Heart雲の隙間から月光が漏れていた。
ほとんど隠された月を、俺の恋人はぼんやりと見上げている。
エメラルドの瞳はその月を映しているようで、何も映していないようだ。
「Ren?」
俺は緑茶が入ったマグカップを彼に差し出す。
「……お!ありがとう」
俺に気づくと、こっちを向き、微笑んでそれを受け取り、口を付ける。
口角は上がっているもの、やはり何か物思いに耽っているようだ。
彼の瞳は緑茶の水面を映していた。
俺はそれを眺めながら、グリーンティー(Renとは違って砂糖入りの甘いやつだ)の缶を傾ける。
「何かあったのか?」
それとなくRenに切り出す。
いつもと様子が違うのは明らかだった。
「…大したことじゃないんだけどね。ちょっと自信がなくなっちゃって。
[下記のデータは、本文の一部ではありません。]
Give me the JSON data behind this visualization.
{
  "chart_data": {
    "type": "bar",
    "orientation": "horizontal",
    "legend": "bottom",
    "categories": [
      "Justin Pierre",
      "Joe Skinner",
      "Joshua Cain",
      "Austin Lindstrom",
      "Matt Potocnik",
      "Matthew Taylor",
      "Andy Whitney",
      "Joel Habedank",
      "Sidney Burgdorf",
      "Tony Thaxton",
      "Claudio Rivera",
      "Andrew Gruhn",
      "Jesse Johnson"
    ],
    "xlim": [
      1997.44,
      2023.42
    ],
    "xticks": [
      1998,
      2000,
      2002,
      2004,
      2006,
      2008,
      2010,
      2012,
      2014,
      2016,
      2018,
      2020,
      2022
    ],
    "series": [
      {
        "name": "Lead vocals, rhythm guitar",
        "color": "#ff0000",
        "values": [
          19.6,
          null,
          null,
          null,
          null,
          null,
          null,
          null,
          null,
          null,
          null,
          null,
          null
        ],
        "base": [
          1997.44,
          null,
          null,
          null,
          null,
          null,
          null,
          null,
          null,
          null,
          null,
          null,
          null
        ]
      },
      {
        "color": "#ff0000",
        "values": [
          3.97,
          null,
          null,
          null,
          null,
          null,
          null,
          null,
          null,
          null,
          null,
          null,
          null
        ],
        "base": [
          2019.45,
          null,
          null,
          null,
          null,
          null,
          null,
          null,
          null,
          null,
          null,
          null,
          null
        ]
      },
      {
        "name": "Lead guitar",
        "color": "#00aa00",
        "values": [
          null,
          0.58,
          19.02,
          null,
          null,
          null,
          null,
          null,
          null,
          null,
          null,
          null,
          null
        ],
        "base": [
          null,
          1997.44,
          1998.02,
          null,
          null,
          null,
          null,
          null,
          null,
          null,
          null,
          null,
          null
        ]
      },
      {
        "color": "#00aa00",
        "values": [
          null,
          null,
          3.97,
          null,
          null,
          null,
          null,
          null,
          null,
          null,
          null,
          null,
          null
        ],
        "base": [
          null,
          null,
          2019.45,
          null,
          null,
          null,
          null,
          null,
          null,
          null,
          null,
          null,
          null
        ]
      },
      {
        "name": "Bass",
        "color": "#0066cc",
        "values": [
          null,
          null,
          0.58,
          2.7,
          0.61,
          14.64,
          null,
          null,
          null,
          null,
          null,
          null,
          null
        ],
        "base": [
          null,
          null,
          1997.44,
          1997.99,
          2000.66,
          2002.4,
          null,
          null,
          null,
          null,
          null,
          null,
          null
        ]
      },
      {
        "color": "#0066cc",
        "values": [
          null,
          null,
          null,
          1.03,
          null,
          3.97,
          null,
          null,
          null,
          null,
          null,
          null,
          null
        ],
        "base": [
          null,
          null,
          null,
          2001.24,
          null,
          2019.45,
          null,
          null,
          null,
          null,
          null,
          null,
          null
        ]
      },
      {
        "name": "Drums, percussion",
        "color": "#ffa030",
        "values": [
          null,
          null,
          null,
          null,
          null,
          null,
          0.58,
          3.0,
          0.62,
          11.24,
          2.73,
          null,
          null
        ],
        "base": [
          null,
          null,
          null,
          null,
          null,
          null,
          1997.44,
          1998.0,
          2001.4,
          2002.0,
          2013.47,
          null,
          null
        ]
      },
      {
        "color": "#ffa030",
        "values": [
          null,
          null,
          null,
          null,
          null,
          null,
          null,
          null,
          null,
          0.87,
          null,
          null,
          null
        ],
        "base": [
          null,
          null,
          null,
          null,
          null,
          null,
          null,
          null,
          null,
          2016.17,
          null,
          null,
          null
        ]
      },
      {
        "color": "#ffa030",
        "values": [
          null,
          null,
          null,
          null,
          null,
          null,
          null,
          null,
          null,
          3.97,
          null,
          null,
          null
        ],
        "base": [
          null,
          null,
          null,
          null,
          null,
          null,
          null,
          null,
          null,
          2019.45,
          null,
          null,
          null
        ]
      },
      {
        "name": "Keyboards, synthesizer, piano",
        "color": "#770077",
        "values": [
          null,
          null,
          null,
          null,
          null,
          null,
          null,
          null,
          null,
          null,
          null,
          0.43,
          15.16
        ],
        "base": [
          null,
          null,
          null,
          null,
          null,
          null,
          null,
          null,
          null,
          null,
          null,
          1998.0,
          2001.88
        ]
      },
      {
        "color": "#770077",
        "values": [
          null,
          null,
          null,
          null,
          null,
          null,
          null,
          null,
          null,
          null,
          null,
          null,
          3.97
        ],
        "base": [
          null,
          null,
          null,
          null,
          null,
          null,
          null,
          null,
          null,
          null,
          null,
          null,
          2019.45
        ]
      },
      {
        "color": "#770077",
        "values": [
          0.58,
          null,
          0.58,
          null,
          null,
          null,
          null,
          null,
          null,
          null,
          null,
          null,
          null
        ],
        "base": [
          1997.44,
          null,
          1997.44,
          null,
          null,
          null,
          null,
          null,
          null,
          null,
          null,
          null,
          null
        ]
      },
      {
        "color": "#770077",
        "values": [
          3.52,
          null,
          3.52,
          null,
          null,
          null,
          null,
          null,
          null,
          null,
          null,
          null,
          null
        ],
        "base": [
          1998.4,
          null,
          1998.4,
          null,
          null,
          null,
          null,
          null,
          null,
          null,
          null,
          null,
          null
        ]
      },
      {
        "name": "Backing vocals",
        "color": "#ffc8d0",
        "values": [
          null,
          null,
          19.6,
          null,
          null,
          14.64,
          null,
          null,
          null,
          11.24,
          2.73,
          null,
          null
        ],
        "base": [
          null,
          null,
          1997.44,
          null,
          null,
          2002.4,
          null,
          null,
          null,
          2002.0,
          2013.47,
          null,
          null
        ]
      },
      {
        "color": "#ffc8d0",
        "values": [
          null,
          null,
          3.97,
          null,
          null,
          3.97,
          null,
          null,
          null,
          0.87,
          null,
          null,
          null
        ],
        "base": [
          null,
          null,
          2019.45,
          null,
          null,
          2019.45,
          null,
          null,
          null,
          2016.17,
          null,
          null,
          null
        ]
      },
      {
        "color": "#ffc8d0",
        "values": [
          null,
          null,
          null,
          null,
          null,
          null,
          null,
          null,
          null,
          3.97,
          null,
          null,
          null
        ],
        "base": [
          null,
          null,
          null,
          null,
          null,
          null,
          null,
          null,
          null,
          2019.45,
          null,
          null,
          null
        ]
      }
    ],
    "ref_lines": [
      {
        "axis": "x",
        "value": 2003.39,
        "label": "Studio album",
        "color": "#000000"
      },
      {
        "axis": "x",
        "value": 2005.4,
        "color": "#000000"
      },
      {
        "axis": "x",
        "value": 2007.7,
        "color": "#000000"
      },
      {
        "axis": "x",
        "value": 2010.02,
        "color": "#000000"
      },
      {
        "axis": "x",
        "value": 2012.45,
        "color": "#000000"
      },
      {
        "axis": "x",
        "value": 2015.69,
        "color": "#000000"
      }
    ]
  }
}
」
笑いながらも、長いまつ毛は瞳に影を作っていた。
普段は明るく朗らかなRenだが、たまに落ち込んでしまったり自信がなくなってしまったりすることがある。
それは彼が忙しい時になりやすく、
実際最近もコラボや新しいオリジナル楽曲の作成などに勤しんでいる真っ最中だ。
最近は喉の調子も若干悪いようで、配信の頻度も落としているようだ。
「Ren」
俺は隣に座り、彼と自分の肩をそっとくっつけた。
Renは何も言わずに俺に頭をもたせかける。
「最近忙しかったもんな」
「……うん」
まだ声は沈んだままだ。
「俺は、なんでも真摯に向き合うRenを誇りに思うよ」
「……ありがとう」
Renは弱々しく微笑む
「俺、Renだから大丈夫だと思うんだ、分からないけど」
「何それ、根拠ないでしょ?……ははは」
Renが、笑い声を漏らす。
予想外の笑いに、俺はちょっとびっくりする。
「だ、だって!俺は!そう信じてるから!」
「どっぴ……もう!あははははっ」
でも、やっと笑ってくれた。
俺も嬉しくなり、Renの体を抱きしめた。
「……Doppi,ありがとう。俺、ちょっと疲れていたのかもしれない。」
「うん」
「でも、Doppiの声や言葉は笑顔にしてくれるね」
「それならよかった」
「俺……考えすぎていたのかもしれない」
「そんな日もあるよ」
「だから、『俺だから大丈夫』って思ってみるよ」
「事実だからな!恐れることは何もないから……な」
「うん」
「でも、無理はするなよ!倒れたら意味ないからな!」
「うん、本当にありがとう!」
Renは笑顔を見せる。
俺を映すその瞳は、満月のように淡く輝いていた。
いつのまにか雲は晴れ、月光が窓から差し込んでいた。